To reduce fraud, financial institutions and lenders need to focus on Operational Risk and to develop a comprehensive risk management model across their global businesses. This starts with business logic to identify and catalogue risks and to put a library of controls in place to manage those risks.

For banks and lending companies, this might be fraud risks during new account onboarding, as one example. Currently, most banks test these controls downstream at the second or third line of defense. If enterprise risk controls can be tested more upstream, this will dramatically enhance risk management across the enterprise.

Additionally, risk management approaches should include cryptographic systems. Cryptography on its own is a powerful approach which should be considered for any data security program. Cryptography allows banks to secure any sensitive information the end-user provides to avail a product or a service. Furthermore, it also safeguards transactions done by financial institutions to the highest level.

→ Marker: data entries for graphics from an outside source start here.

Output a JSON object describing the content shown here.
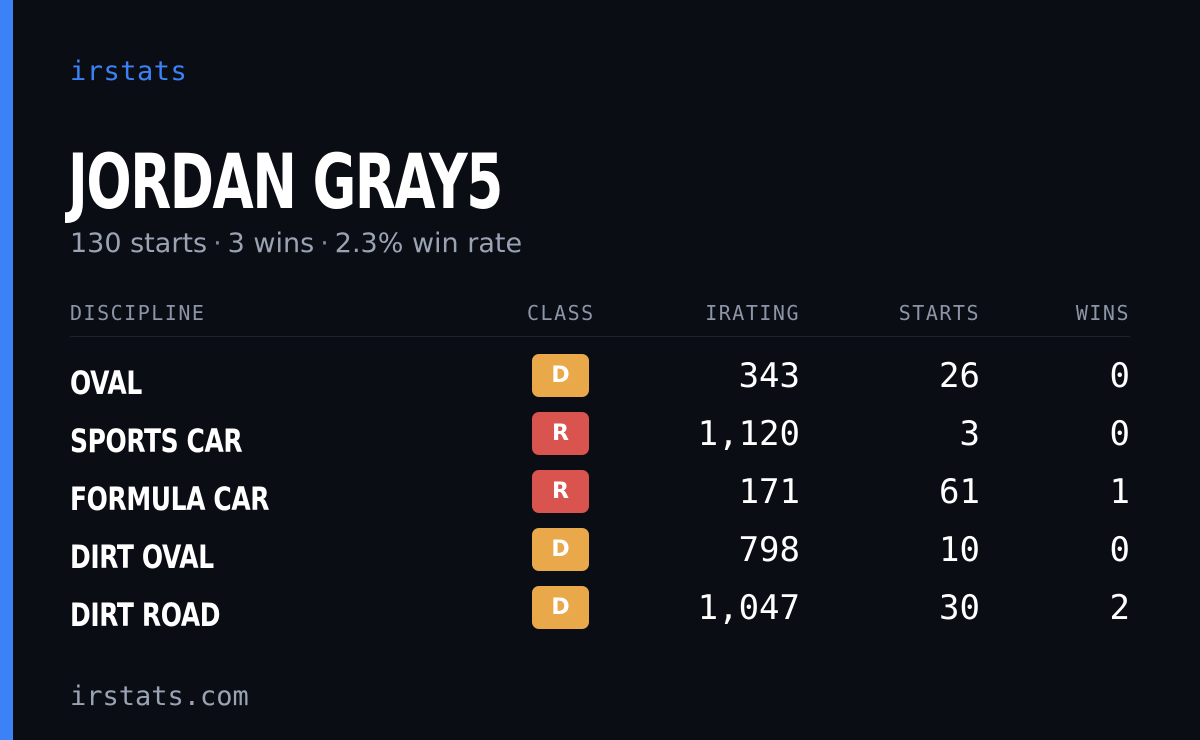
{
  "brand": "irstats",
  "driver": {
    "name": "JORDAN GRAY5"
  },
  "summary": {
    "starts": "130 starts",
    "wins": "3 wins",
    "win_rate": "2.3% win rate",
    "separator": "·"
  },
  "table": {
    "headers": {
      "discipline": "DISCIPLINE",
      "class": "CLASS",
      "irating": "IRATING",
      "starts": "STARTS",
      "wins": "WINS"
    },
    "rows": [
      {
        "discipline": "OVAL",
        "class": "D",
        "class_color": "#e9a94a",
        "irating": "343",
        "starts": "26",
        "wins": "0"
      },
      {
        "discipline": "SPORTS CAR",
        "class": "R",
        "class_color": "#d9534f",
        "irating": "1,120",
        "starts": "3",
        "wins": "0"
      },
      {
        "discipline": "FORMULA CAR",
        "class": "R",
        "class_color": "#d9534f",
        "irating": "171",
        "starts": "61",
        "wins": "1"
      },
      {
        "discipline": "DIRT OVAL",
        "class": "D",
        "class_color": "#e9a94a",
        "irating": "798",
        "starts": "10",
        "wins": "0"
      },
      {
        "discipline": "DIRT ROAD",
        "class": "D",
        "class_color": "#e9a94a",
        "irating": "1,047",
        "starts": "30",
        "wins": "2"
      }
    ]
  },
  "footer": {
    "site": "irstats.com"
  },
  "colors": {
    "accent": "#3b82f6",
    "background": "#0b0d14"
  }
}
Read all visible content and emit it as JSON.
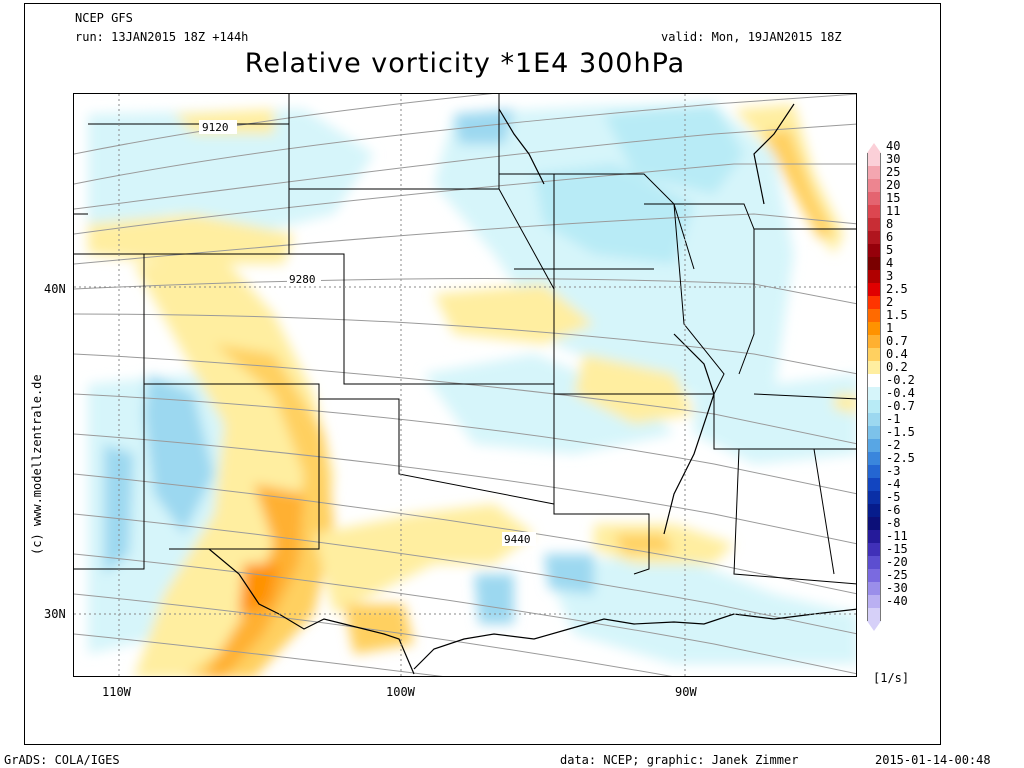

The information that is primarily safeguarded could vary from PII including PAN, Aadhaar, account numbers, payment, loan and deposit history and balances, card details to even court records and sensitive reports of users.  Blockchain-based solutions go one step further with a unique architecture where encrypted messages are sent by the bank server to the user, and this message is decrypted by the users. The encryption and decryption are categorized by a secret key that all legal parties have to possess.

Utilizing technologies like the Blockchain and methods like Cryptography can in combination help to authenticate and verify transactions, maintain privacy, and allow participants to see only the parts of the ledger that are relevant to them while restricting any kind of third-party intervention in the data flows.

DigiLockers – The Digital India initiative

Document tampering risk is also a real concern reflected in India’s new government policies. Recently, the Government of India unveiled a new initiative called the DigiLocker – a document storage, verification, and utility service. The move is intended to eliminate the need for physical copies of important documents and to encourage digital processing of document-related tasks.

The DigiLocker is another example of an initiative powered by blockchain technology, and it can be used for any sort of document storage. Many financial institutions already are using DigiLocker for functions such as reviewing and centralizing documents for loan applications. Further, this technology can also simplify the work processes, along with safeguarding it.

Single-sign-on (SSO)

Mortgage Laws and Regulations / Data Sharing Protocols

In order to avoid a data breach, it is important for financial institutions to focus on maintaining the security of clients’ confidential information. Regulatory bodies governing the Indian Financial Services space including the Reserve Bank of India (RBI), Securities and Exchange Board of India (SEBI), Telecom Regulatory Authority of India (TRAI), and others have taken the onus to promote secure digital transactions in India. It is mandatory for financial institutions to cooperate and comply with regulatory frameworks provided by these bodies which could include adhering to guidelines and heavy penalties on violations. Nonetheless, compliance with each applicable law can be tough for lenders. Internal auditors can, therefore, help reduce this learning curve by implementing the most common compliance areas which intersect with different data privacy laws. Adhering to these privacy laws will eliminate the stress of getting into a legal fuss.

In Conclusion

There are many approaches banks can and should be considerating to reduce fraud and minimize risk across their businesses. Emerging technology has a prominent role to play in shaping data security strategies as big data and data monetization business models put client data in the cross-hairs of potential fraudsters. Having a methodical plan for how to secure this data is crucial for financial institutions and may cut across different businesses and technology approaches ranging from risk management controls to a futuristic blockchain infrastructure. In any case, in the years ahead, banks and other lenders will need to look at new ways to build an enhanced, safe and secure business ecosystem.